Accessing and Manipulating XML Data in .NET II...
This series of articles shall examine how we can access and manipulate XML data using VB.NET and SQLServer.
Part II: XPath, DataSets and XmlDataDocuments
Knowledge assumed: VB.NET, VS.NET, XML; Part I
This series of articles examines how we can access and manipulate XML data using VB.NET and SQLServer. In particular we covered the following in part I of the series:
1 Accessing data in an XML file
DOM
XmlReader
XmlNode and XmlDocument
and shall finish off our look at access methods in this article with a look at using XPath to select and navigate XML nodes before continuing on to
2 Synchronising DataSets with XML via the XmlDataDocument
The topics then remaining for discussion in subsequent articles in this series are then:
3 XSD Schemas
4 XML and SQLServer
Generating data: FOR XML, ExecuteXmlReader
Updating data: SQLXML, DiffGrams
which I intend to cover in the 3rd and final article in this series.
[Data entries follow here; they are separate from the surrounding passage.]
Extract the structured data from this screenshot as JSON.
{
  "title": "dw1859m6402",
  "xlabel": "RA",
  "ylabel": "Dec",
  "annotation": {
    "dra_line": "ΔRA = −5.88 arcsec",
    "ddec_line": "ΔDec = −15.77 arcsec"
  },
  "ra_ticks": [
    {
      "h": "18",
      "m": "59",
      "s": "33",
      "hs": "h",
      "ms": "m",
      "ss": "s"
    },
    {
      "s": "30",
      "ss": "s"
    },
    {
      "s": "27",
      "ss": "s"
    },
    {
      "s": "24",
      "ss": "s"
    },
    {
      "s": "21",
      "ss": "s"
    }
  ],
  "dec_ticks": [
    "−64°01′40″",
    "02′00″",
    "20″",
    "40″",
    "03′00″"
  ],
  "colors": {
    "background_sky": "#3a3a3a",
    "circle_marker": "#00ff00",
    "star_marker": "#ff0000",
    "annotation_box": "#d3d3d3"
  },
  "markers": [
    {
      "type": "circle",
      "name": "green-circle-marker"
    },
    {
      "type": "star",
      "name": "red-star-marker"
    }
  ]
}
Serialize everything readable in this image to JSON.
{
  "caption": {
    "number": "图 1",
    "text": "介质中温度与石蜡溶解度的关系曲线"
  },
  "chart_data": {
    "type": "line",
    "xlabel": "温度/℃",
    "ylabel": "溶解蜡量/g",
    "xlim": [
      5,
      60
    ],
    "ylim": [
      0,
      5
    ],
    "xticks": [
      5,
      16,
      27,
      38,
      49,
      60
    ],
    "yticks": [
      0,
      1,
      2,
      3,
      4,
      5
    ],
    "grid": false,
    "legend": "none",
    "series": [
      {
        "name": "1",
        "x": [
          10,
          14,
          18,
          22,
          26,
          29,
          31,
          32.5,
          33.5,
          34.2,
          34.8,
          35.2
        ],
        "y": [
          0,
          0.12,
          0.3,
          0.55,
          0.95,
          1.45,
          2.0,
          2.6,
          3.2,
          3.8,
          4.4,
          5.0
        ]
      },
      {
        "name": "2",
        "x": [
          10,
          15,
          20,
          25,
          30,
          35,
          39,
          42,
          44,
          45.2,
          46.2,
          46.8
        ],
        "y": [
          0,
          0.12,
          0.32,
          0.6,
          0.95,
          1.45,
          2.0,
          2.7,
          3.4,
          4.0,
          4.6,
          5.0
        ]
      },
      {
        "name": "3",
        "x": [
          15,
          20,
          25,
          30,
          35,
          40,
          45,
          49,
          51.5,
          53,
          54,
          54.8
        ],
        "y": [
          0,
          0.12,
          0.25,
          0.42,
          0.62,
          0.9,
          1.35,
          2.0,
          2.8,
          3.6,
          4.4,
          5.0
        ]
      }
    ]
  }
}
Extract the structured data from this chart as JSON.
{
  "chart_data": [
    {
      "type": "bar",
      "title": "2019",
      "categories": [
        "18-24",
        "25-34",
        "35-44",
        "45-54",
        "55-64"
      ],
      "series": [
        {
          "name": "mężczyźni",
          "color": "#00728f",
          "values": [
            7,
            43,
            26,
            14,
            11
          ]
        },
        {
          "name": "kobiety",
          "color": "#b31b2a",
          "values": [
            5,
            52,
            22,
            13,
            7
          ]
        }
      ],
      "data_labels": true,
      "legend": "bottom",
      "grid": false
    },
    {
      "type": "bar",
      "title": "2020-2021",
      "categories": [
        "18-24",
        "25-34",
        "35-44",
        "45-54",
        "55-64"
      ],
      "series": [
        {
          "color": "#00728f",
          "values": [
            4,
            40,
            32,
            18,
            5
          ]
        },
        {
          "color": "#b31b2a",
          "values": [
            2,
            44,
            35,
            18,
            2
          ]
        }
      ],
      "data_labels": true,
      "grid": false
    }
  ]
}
XPath is another W3C standard and .NET supports version 1.0 of the standard. It can be thought of as a query language conceptually similar to SQL. Whereas SQL allows you to select a set of information from a table or set of tables, XPath allows you to select a set of nodes from the DOM representation of an XML document.
Why would you want to use XPath? For reasons of speed and efficiency searches are commonly faster and consume fewer system resources than alternative approaches.
An important concept in XPath is current context which defines the set of nodes that will be searched by the XPath query. There are four choices:
./ : the current node
/ : the root node
.// : the XML hierarchy starting with the current node
// : the whole XML document
To identify a set of elements using XPath, you use the path down the DOM tree structure to those elements, separating tags with forward slashes. For example, the following XPath expression selects all the title elements in the articles.xml file (as employed in part I of this series of articles):
/articles/article/title
You could select all the Title elements without having to concern yourself with the exact path to them by using:
//title
You can also use wildcards in your expression:
/articles/*/title
If interested in attributes rather than elements the convention is to prefix the attribute name with an @:
//article/@pages
@* allows selection of all attributes:
//article/@*
though in this particular case the result will be the same as page is the only attribute in the document.
XPath also offers a predicate language to allow you to specify smaller groups of nodes in the XML tree, similar to the filtering capability offered by the SQL WHERE clause. For example, you could specify a particular value of an element:
/articles/article/[./PubDate=12/12/2002]
which would give you any and all articles published on this date. You can similarly filter on attributes.
XPath supports a selection of filtering functions, e.g.
/articles/article[starts-with(title,.NET)]
would return all items with a title starting with .NET.
Square brackets are used to indicate indexing with collections indexed from 1. Thus
/articles/article[1]
would return the first article node.
There is a last() function that will return the last element in a collection:
/articles/article[last()]
Finally, another useful operator is '|' which means union and so you can form the union of two XPath expressions to create a result set.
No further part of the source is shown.